[PACARAN] Part 20 : Bimbang

1K 35 3
                                    

"Kamu bolos hari ini?"

"Iya sayang, aku mau antar Gio ke bandara."

"Gio mulu! Akunya kapan?!"

"Besok kita ketemu, ok?"

Seketika Tisa terkejut karena Ari langsung mematikan sambungan teleponnya. Gio yang duduk di sebelahnya sudah menahan panasnya api cemburu dari awal mereka berteleponan.

"Udahan?"

"Iya."

"Jadi, apa keputusan kamu? Ini udah 'besok' yang kamu maksud kemarin."

Tisa tertawa kecil. "Nanti aja, pas kamu udah bener-bener mau pergi."

"Suka banget bikin orang penasaran!"

"Nggak apa-apa dong."

Lalu Tisa menyenderkan kepalanya di bahu Gio, membuat jantung Sang empunya bahu berdetak dua kali lebih cepat dari biasanya.

"Nanti kalo udah sampai sAna, sampaikan salam aku buat Om Elang ya."

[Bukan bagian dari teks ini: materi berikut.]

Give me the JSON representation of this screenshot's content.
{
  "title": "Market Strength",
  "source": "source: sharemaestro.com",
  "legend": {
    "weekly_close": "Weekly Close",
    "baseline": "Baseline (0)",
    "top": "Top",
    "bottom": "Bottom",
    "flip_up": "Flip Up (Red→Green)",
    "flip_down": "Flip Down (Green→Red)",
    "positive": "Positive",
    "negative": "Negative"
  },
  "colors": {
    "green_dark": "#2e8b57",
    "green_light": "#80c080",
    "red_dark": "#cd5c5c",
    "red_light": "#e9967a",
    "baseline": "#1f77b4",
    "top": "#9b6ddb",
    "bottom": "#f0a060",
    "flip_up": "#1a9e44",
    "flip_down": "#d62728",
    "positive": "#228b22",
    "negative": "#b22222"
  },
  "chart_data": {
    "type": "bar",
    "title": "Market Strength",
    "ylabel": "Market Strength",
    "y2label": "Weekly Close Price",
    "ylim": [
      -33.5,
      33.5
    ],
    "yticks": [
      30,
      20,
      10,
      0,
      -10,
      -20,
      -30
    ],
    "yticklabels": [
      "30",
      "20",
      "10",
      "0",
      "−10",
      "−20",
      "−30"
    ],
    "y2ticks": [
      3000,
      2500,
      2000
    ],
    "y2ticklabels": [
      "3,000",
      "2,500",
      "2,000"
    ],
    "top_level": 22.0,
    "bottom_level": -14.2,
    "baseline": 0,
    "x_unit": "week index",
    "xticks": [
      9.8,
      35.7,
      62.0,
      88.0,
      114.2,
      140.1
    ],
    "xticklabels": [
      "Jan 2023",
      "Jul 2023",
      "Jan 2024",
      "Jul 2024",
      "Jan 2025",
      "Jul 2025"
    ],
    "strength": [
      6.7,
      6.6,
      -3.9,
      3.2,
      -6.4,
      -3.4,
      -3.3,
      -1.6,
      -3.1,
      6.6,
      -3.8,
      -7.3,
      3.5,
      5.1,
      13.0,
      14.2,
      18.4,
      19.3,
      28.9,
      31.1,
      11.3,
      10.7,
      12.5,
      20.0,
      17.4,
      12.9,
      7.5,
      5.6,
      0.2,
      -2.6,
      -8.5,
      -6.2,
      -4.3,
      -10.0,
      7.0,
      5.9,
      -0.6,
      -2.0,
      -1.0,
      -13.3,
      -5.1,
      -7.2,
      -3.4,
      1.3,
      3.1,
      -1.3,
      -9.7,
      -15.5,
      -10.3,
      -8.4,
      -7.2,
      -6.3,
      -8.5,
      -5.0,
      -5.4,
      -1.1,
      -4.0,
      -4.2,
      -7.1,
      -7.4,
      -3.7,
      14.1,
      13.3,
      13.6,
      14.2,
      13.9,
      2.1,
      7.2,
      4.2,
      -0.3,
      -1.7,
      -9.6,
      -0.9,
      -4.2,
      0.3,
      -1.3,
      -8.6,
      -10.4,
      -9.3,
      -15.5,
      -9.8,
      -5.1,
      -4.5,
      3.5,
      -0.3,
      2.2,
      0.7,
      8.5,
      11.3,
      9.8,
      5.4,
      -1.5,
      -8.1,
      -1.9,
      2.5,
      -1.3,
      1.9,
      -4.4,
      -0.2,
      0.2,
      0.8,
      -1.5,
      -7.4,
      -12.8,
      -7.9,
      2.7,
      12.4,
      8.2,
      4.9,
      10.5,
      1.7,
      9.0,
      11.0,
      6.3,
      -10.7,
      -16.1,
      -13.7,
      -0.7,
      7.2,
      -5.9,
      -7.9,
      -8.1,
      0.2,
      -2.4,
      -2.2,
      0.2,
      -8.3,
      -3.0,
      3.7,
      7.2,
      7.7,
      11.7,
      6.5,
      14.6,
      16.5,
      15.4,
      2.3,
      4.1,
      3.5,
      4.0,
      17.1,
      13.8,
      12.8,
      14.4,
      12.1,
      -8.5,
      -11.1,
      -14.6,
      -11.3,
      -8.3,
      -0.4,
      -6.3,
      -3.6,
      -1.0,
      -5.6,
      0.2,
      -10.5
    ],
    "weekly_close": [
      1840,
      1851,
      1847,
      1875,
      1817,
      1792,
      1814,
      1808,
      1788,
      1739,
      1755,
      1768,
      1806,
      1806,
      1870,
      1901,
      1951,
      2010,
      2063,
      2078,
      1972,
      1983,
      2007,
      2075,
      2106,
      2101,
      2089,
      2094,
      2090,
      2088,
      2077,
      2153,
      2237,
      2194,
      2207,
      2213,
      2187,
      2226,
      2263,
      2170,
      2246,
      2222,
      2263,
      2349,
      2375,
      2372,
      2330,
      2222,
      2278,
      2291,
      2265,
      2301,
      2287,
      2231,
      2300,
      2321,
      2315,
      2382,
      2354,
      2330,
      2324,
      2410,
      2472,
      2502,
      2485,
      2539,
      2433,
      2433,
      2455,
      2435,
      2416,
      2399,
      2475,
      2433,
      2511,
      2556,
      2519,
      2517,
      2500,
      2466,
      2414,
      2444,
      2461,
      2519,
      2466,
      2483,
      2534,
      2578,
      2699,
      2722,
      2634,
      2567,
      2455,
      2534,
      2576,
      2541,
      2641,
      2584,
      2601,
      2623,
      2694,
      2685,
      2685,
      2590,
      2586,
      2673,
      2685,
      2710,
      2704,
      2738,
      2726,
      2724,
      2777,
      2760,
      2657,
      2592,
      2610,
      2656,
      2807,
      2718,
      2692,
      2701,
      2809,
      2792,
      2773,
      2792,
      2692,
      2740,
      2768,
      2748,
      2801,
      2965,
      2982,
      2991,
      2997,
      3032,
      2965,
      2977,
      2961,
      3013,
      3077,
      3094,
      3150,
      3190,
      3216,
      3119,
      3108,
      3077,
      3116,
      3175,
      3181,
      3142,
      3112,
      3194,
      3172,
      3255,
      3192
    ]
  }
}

"I-iya. Nanti aku sampaikan."

Tisa sedang berusaha menahan tawa gelinya. "Kamu kenapa? Nggak suka ya kalo aku senderan ke kamu gini?" tanya Tisa seraya mengangkat kepalanya dari bahu Gio.

Namun Gio menggeleng, dan dengan cepat menarik lagi kepala Tisa agar kembali bersender ke bahunya dengan lembut.

"Kalo kamu begini, aku bakalan kangen banget sama kamu."

"Tiga bulan lagi, kamu balik ke Jakartakan?"

Gio terkejut mendengar pertanyaan Tisa. "Jadi kamu nerima aku buat yang kedua kalinya?!"

"Yah, keceplosan! Udah ketauan, yaudahlah. Iya, aku nerima kamu."

"Dengan alasan?"

"Aku nggak yakin sama Ari. Gara-gara soal kemarin."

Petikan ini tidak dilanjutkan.